IDXChannel - Krisis Bahan Bakar Minyak (BBM) di Stasiun Pengisian Bahan Bakar (SPBU) swasta menuai kritik tajam dari berbagai elemen masyarakat.
Salah satunya datang dari Pengamat Ekonomi Energi Universitas Gadjah Mada (UGM) Fahmy Radhi yang menyoroti kebijakan Menteri Energi dan Sumber Daya Mineral (ESDM) Bahlil Lahadalia tersebut.
Menurutnya, situasi ini tidak terjadi begitu saja, melainkan merupakan konsekuensi dari kebijakan yang tidak berpihak kepada pelaku usaha swasta dalam sektor distribusi energi.
Fahmy mengungkapkan, perubahan kebijakan terkait masa berlaku izin impor BBM untuk SPBU swasta yang dikeluarkan Bahlil menjadi salah satu penyebab utama krisis ini. Sebelumnya, izin impor berlaku selama satu tahun, namun kini dipersingkat menjadi hanya enam bulan saja.
"Sehingga swasta itu punya waktu yang cukup untuk mengadakan BBM. Proses perizinan di Indonesia itu kan biasanya lama, sehingga sebelum izin keluar, stok swasta sudah habis, maka terjadilah kelangkaan tadi," ujarnya saat dihubungi IDXChannel, Senin (22/9/2025).
Fahmy juga membandingkan kondisi tata kelola distribusi energi di Indonesia dengan negara lain. Dia menyebut kebijakan yang diterapkan pemerintah saat ini mirip dengan praktik monopoli yang umum terjadi di negara-negara terbelakang.
"Saya kira negara-negara maju gitu ya, kecuali negara-negara seperti Afrika, negara-negara terbelakang memang itu dimonopoli. Tata kelola tadi dimonopoli oleh negara gitu ya. Tapi negara-negara maju seperti Amerika, Eropa, yang saya tahu Australia misalnya, itu banyak pemain dan mereka bersaing secara sehat," kata dia.
Lebih lanjut Fahmy menyebut, Indonesia justru mempersempit ruang gerak pelaku usaha swasta dengan menjadikan PT Pertamina (Persero) sebagai satu-satunya pintu distribusi. Ini, kata dia, merupakan bentuk nyata monopoli yang berdampak buruk bagi iklim investasi di dalam negeri yang pada akhirnya juga akan merugikan masyarakat.

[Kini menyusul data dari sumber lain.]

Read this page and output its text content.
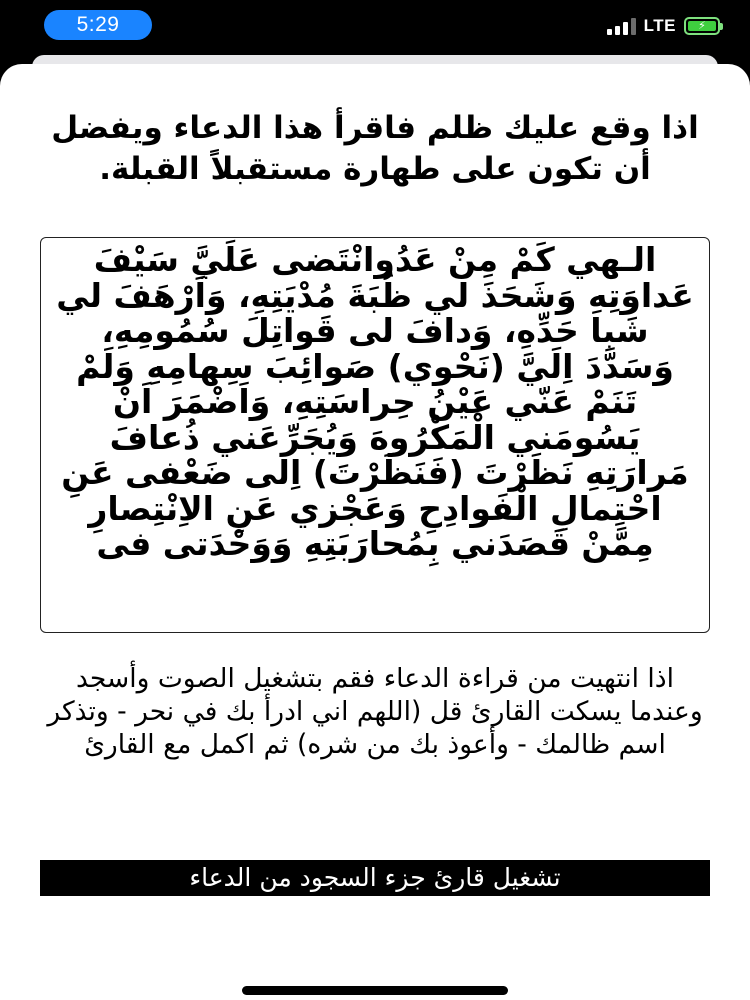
5:29	LTE	⚡

اذا وقع عليك ظلم فاقرأ هذا الدعاء ويفضل أن تكون على طهارة مستقبلاً القبلة.

الـهي كَمْ مِنْ عَدُوانْتَضى عَلَيَّ سَيْفَ عَداوَتِهِ وَشَحَذَ لي ظُبَةَ مُدْيَتِهِ، وَاَرْهَفَ لي شَبا حَدِّهِ، وَدافَ لى قَواتِلَ سُمُومِهِ، وَسَدَّدَ اِلَيَّ (نَحْوي) صَوائِبَ سِهامِهِ وَلَمْ تَنَمْ عَنّي عَيْنُ حِراسَتِهِ، وَاَضْمَرَ اَنْ يَسُومَني الْمَكْرُوهَ وَيُجَرِّعَني ذُعافَ مَرارَتِهِ نَظَرْتَ (فَنَظَرْتَ) اِلى ضَعْفى عَنِ احْتِمالِ الْفَوادِحِ وَعَجْزي عَنِ الاِنْتِصارِ مِمَّنْ قَصَدَني بِمُحارَبَتِهِ وَوَحْدَتى فى

اذا انتهيت من قراءة الدعاء فقم بتشغيل الصوت وأسجد وعندما يسكت القارئ قل (اللهم اني ادرأ بك في نحر - وتذكر اسم ظالمك - وأعوذ بك من شره) ثم اكمل مع القارئ

تشغيل قارئ جزء السجود من الدعاء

"Ini akan memperburuk investasi. Nah kalau investasi semakin buruk, maka pertumbuhan ekonominya akan terganggu. Target Presiden Prabowo yang menetapkan pertumbuhan ekonominya 8 persen saya kira mustahil itu akan dapat dicapai dengan adanya kebijakan Bahlil," ujarnya.